3) substr() has changed in some ways. Now instead of using a negative number to count from the end of the string, you use *-n to say "end of string minus n". It makes sense. I did notice one problem: if the string isn't that long, you get an error, because then it ends up with a negative number after all, which it doesn't like. So I guess if there's a possibility of a shorter string, you have to adjust for that.

4) I expected to use the new words() method here, but couldn't, because it turns out words() and split() work differently when you give them a limit. split() stuffs all the remaining text in the last element, while words() drops whatever doesn't fit. For instance:

"The quick brown fox".split( rx| \s+ |, 2 ); #= ('The', 'quick brown fox')   
"The quick brown fox".words(2);              #= ('The', 'quick')

So split() it is this time, unless there's an option to words() that I didn't see.

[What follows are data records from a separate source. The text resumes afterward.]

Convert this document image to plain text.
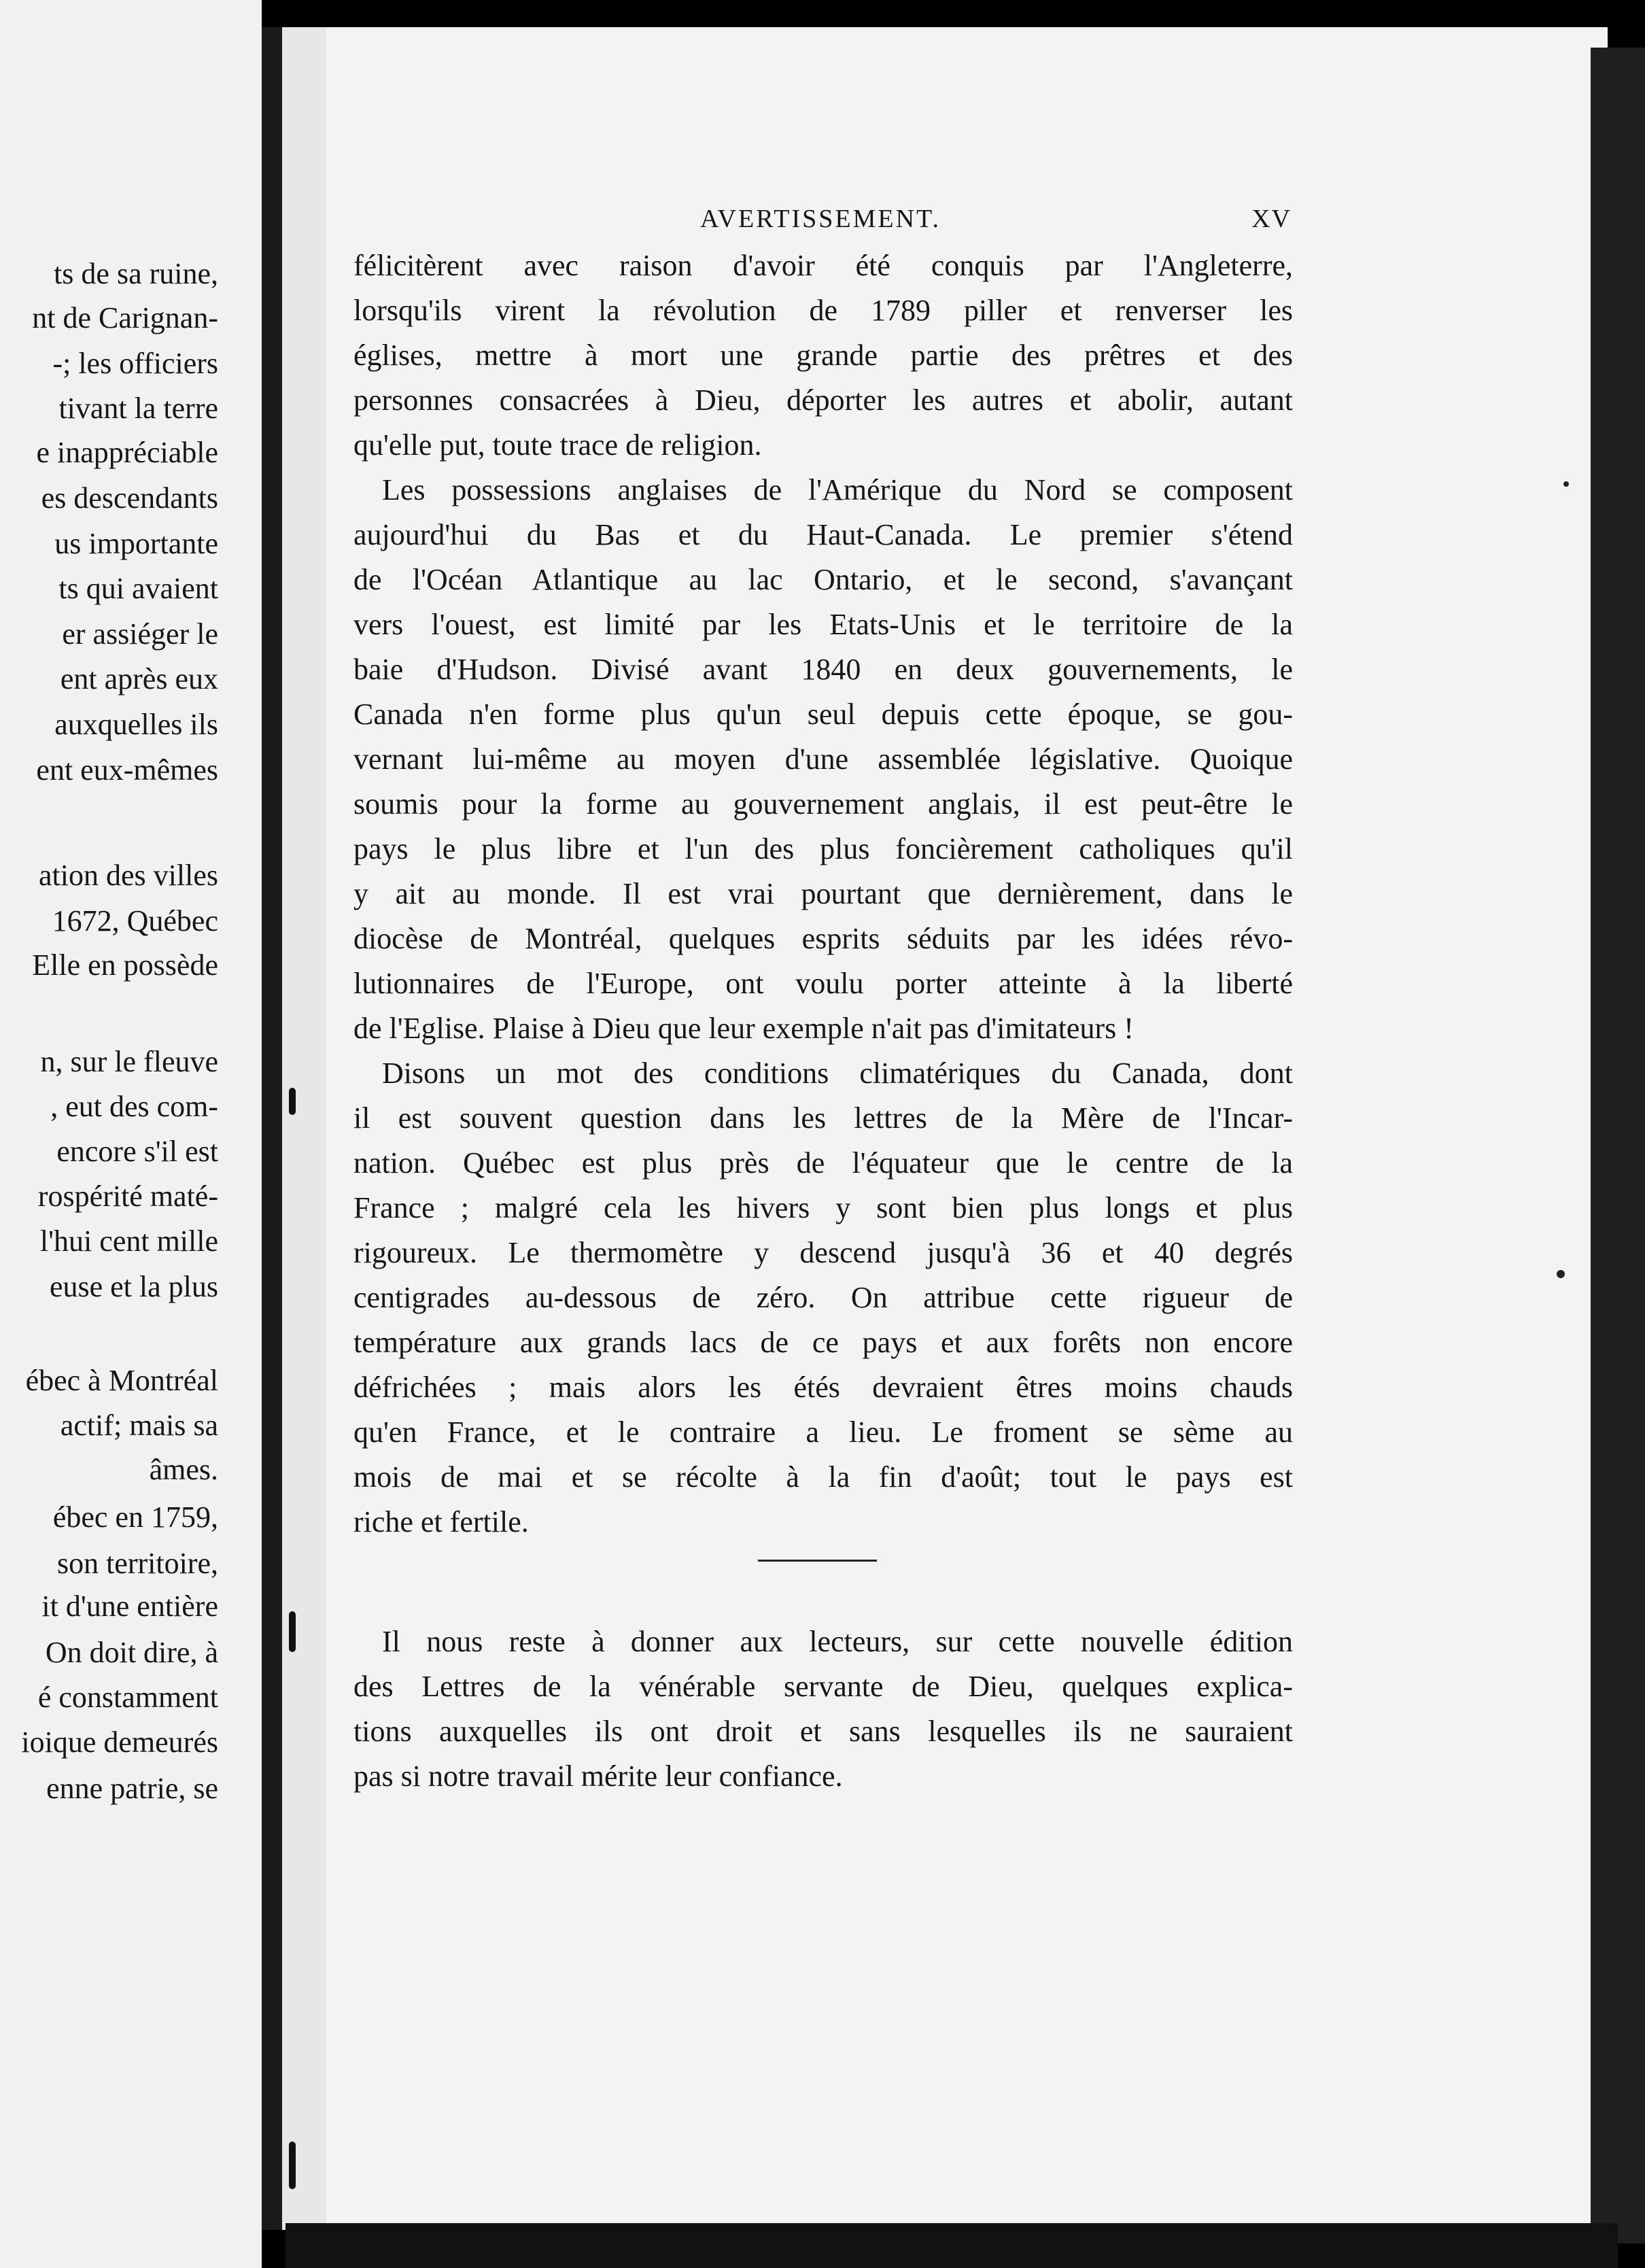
ts de sa ruine,
nt de Carignan-
-; les officiers
tivant la terre
e inappréciable
es descendants
us importante
ts qui avaient
er assiéger le
ent après eux
auxquelles ils
ent eux-mêmes
ation des villes
1672, Québec
Elle en possède
n, sur le fleuve
, eut des com-
encore s'il est
rospérité maté-
l'hui cent mille
euse et la plus
ébec à Montréal
actif; mais sa
âmes.
ébec en 1759,
son territoire,
it d'une entière
On doit dire, à
é constamment
ioique demeurés
enne patrie, se
AVERTISSEMENT.	XV
félicitèrent avec raison d'avoir été conquis par l'Angleterre,
lorsqu'ils virent la révolution de 1789 piller et renverser les
églises, mettre à mort une grande partie des prêtres et des
personnes consacrées à Dieu, déporter les autres et abolir, autant
qu'elle put, toute trace de religion.
Les possessions anglaises de l'Amérique du Nord se composent
aujourd'hui du Bas et du Haut-Canada. Le premier s'étend
de l'Océan Atlantique au lac Ontario, et le second, s'avançant
vers l'ouest, est limité par les Etats-Unis et le territoire de la
baie d'Hudson. Divisé avant 1840 en deux gouvernements, le
Canada n'en forme plus qu'un seul depuis cette époque, se gou-
vernant lui-même au moyen d'une assemblée législative. Quoique
soumis pour la forme au gouvernement anglais, il est peut-être le
pays le plus libre et l'un des plus foncièrement catholiques qu'il
y ait au monde. Il est vrai pourtant que dernièrement, dans le
diocèse de Montréal, quelques esprits séduits par les idées révo-
lutionnaires de l'Europe, ont voulu porter atteinte à la liberté
de l'Eglise. Plaise à Dieu que leur exemple n'ait pas d'imitateurs !
Disons un mot des conditions climatériques du Canada, dont
il est souvent question dans les lettres de la Mère de l'Incar-
nation. Québec est plus près de l'équateur que le centre de la
France ; malgré cela les hivers y sont bien plus longs et plus
rigoureux. Le thermomètre y descend jusqu'à 36 et 40 degrés
centigrades au-dessous de zéro. On attribue cette rigueur de
température aux grands lacs de ce pays et aux forêts non encore
défrichées ; mais alors les étés devraient êtres moins chauds
qu'en France, et le contraire a lieu. Le froment se sème au
mois de mai et se récolte à la fin d'août; tout le pays est
riche et fertile.
Il nous reste à donner aux lecteurs, sur cette nouvelle édition
des Lettres de la vénérable servante de Dieu, quelques explica-
tions auxquelles ils ont droit et sans lesquelles ils ne sauraient
pas si notre travail mérite leur confiance.
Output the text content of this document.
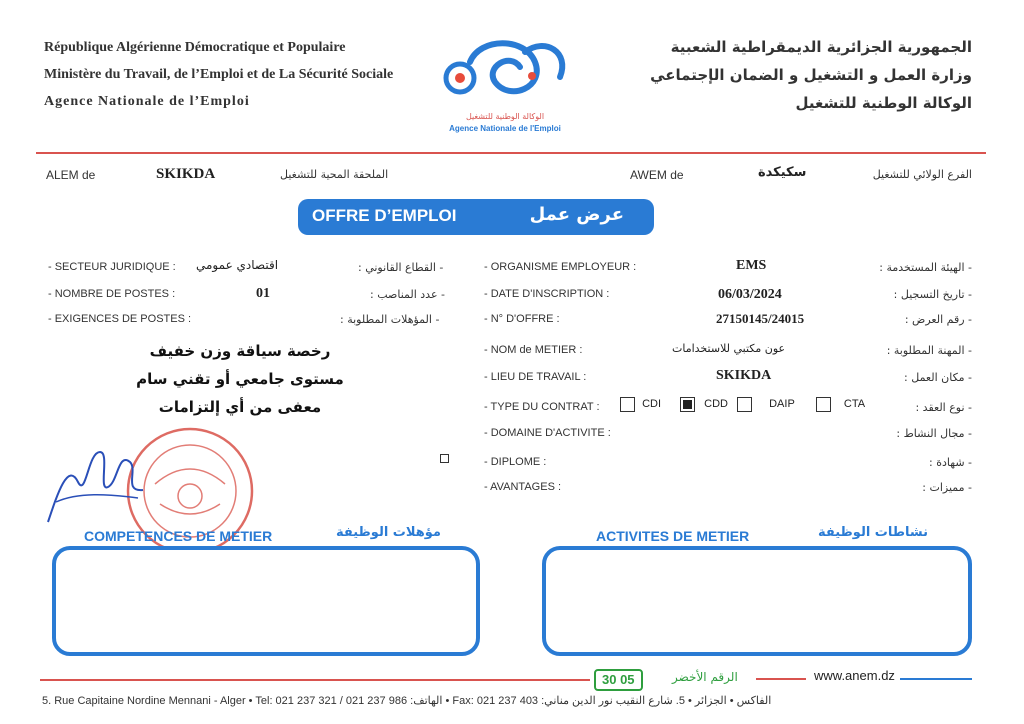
République Algérienne Démocratique et Populaire
Ministère du Travail, de l’Emploi et de La Sécurité Sociale
Agence Nationale de l’Emploi
الجمهورية الجزائرية الديمقراطية الشعبية
وزارة العمل و التشغيل و الضمان الإجتماعي
الوكالة الوطنية للتشغيل
الوكالة الوطنية للتشغيل
Agence Nationale de l'Emploi
ALEM de	SKIKDA	الملحقة المحية للتشغيل	AWEM de	سكيكدة	الفرع الولائي للتشغيل
OFFRE D’EMPLOI	عرض عمل
- SECTEUR JURIDIQUE : اقتصادي عمومي	- القطاع القانوني :
- NOMBRE DE POSTES :	01	- عدد المناصب :
- EXIGENCES DE POSTES :	- المؤهلات المطلوبة :
رخصة سياقة وزن خفيف
مستوى جامعي أو تقني سام
معفى من أي إلتزامات
- ORGANISME EMPLOYEUR :	EMS	- الهيئة المستخدمة :
- DATE D'INSCRIPTION :	06/03/2024	- تاريخ التسجيل :
- N° D'OFFRE :	27150145/24015	- رقم العرض :
- NOM de METIER :	عون مكتبي للاستخدامات	- المهنة المطلوبة :
- LIEU DE TRAVAIL :	SKIKDA	- مكان العمل :
- TYPE DU CONTRAT :	CDI	CDD	DAIP	CTA	- نوع العقد :
- DOMAINE D'ACTIVITE :	- مجال النشاط :
- DIPLOME :	- شهادة :
- AVANTAGES :	- مميزات :
COMPETENCES DE METIER	مؤهلات الوظيفة	ACTIVITES DE METIER	نشاطات الوظيفة
30 05	الرقم الأخضر	www.anem.dz
5. Rue Capitaine Nordine Mennani - Alger • Tel: 021 237 321 / 021 237 986 :الهاتف • Fax: 021 237 403 :الفاكس • الجزائر • 5. شارع النقيب نور الدين مناني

5) Most of the old short-named special variables are gone. The old $0 has become $*PROGRAM-NAME. That's probably not a bad thing; I often had to look up the ones I didn't use regularly anyway. Now $0 is the first captured match from a regex.

6) I'm still getting used to the new look of hash variables. I still catch myself putting $ in front of them, but I'm getting better. The quoting when you don't want interpolation is nice and clear.

7) given/when makes for a nice, clear table of actions here.

8) In Perl 5, if you passed a hash (or array) to a sub, it got flattened out into a list and copies of the values passed, so if you wanted the actual thing passed, you passed a reference. Perl 6 pretty much passes a reference by default, but it also makes it read-only. So to let my sub clean out the hash after doing its work on it, I needed to specify it as rw (read-write).

9) I'm noticing that Perl 6 is even better than 5 at just doing what you mean. Here I'm pulling key and value pairs from a hash, where the values are hash references. In 5, I would have needed to deference those, so I probably would have had something like $s->{$k}{newfile} all over the place. Here I just say, "give me that as a hash," and away I go. I suppose eventually I'll run into a situation where I wish it were more literal and less helpful, but I think that will be rare.

10) I'm not thrilled with the ugliness of this list of arguments. Guess that's why I went a different route two lines later.

11) I tried to use move() first, but it's not implemented yet, so rename() worked.

12) This is the new heredoc syntax. It has some nice features, one being that it's smart about indentation. Here, since END is indented four spaces, it'll strip four spaces from the beginning of the other lines as well. The qq:to/END/; syntax gives cperl-mode in emacs fits, though; I'll have to submit an issue on that.

For details on how to actually use it, run it and hit 'h' for help. Basically, it takes a guess at the file's title and artist, and displays them for you along with some other fields that you can edit. One idea I had was to provide a sWap option that swaps the title and artist fields, since about 1/3 of the files had them backwards from the rest. Once I like a file's info, I hit 's' to save it. It doesn't go ahead and process the file right away, because that might take a while and be annoying. So it saves the info in %s, and doesn't process the files until you hit 'p' to process all saved ones, or when it runs out of files.

It's not really intended to be portable or anything yet, and it assumes a lot of things: that your files have a certain format and extension, that certain directories exist, that you have ffmpeg and id3v2 installed, etc. But feel free to use it, expand on it, laugh at it, curse it, whatever you like.